Table 1.
Relevant Medical History and Interventions | |||
---|---|---|---|
A 25-year-old man presented with a history of asthma. He had a family history of a maternal uncle and maternal grandmother with colon cancer at age 48 and 47 years, respectively, as well as a maternal cousin with a history of recurrent pneumothorax and a cousin with congenital ganglioneuroblastoma. | |||
Date | Summaries from initial and follow-up visits | Diagnostic testing | Interventions |
March 2019 | The patient had painless gross hematuria. Biopsy demonstrated renal clear cell carcinoma | Urinalysis; CT scan showing left renal mass, renal vein thrombosis with IVC extension, and nodal and hepatic metastases. Results of CT scans of the chest, a bone scan, and brain MRI showed no further metastatic disease | Admitted to the hospital for placement of an IVC filter and for renal biopsy; surgery consisted of cytoreductive nephrectomy, caval thrombectomy, and partial colectomy with reanastomosis |
April 2019 | After discharge, the patient presented to the ED with nightly fevers, abdominal pain, and watery diarrhea | Chest radiograph showed free air under the diaphragm.
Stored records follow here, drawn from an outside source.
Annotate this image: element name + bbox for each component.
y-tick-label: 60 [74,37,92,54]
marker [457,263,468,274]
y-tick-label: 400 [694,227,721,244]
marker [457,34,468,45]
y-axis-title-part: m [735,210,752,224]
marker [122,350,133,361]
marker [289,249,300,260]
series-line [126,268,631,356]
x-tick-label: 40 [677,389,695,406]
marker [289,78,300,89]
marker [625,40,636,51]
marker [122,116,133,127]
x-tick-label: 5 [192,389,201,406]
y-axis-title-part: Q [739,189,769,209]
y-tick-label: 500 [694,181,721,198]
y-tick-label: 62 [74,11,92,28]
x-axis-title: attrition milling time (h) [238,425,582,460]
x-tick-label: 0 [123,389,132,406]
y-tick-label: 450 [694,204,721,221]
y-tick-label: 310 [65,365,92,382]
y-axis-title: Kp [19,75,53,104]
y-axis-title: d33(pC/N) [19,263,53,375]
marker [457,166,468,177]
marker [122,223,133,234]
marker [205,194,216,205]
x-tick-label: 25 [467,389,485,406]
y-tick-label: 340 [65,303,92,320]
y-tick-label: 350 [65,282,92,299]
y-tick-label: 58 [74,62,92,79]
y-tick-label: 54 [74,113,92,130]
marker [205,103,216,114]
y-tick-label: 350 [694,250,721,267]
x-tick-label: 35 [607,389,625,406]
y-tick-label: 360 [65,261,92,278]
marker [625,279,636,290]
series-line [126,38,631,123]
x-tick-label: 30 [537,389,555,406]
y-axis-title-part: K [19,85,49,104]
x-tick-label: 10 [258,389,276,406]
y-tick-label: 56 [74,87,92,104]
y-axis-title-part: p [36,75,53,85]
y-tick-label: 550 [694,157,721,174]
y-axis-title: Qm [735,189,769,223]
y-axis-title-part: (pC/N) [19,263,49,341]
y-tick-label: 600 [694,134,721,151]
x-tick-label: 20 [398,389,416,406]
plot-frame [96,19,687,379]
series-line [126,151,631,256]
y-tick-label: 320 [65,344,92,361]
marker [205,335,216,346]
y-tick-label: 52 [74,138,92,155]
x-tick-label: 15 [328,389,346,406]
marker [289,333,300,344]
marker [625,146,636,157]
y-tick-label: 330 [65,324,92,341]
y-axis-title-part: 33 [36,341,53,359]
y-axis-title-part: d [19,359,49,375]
CT scan of the abdomen and pelvis demonstrated free fluid with flecks of gas and linear peritoneal enhancement, which was concerning for an infected abscess | Drain placement; administration of IV antibiotics |
July 2019 | The patient presented to the ED for fever, abdominal pain, and left flank pain | Sinogram with fistula; germline pathogenic mutations found in FLCN and SDHB, specifically at c.1252delC and p.L87S | Drain exchange; administration of antibiotics |
March to August 2019 | Ongoing metastatic disease | Palliative therapy with 1 mg/kg of ipilimumab and 3 mg/kg of nivolumab for 4 cycles | |
September to October 2019 | Progressive disease on imaging | CT scan of the abdomen and pelvis showed decreasing size of left upper quadrant abscess, increasing ascites, and advanced metastatic disease to the liver | 5 mg/d of everolimus |
October to December 2019 | The patient was admitted to the hospital for fever and ascites. He developed multiorgan failure, and then septic shock because of ventilator-acquired pneumonia | CT scan of the abdomen and pelvis showed persistent left upper quadrant abscess, advanced metastatic disease, and ascites | Antibiotic therapy with cefepime, levofloxacin, and daptomycin |
January 2020 | The patient’s code status was changed to DNR, and he was then transitioned to comfort care, during which time the patient passed away with his family at the bedside | Fentanyl patches and morphine for pain |
CT = computed tomography; DNR = do not resuscitate; ED = emergency department; FLCN = folliculin; IV = intravenous; IVC = inferior vena cava; MRI = magnetic resonance imaging; SDHB = succinate dehydrogenase B.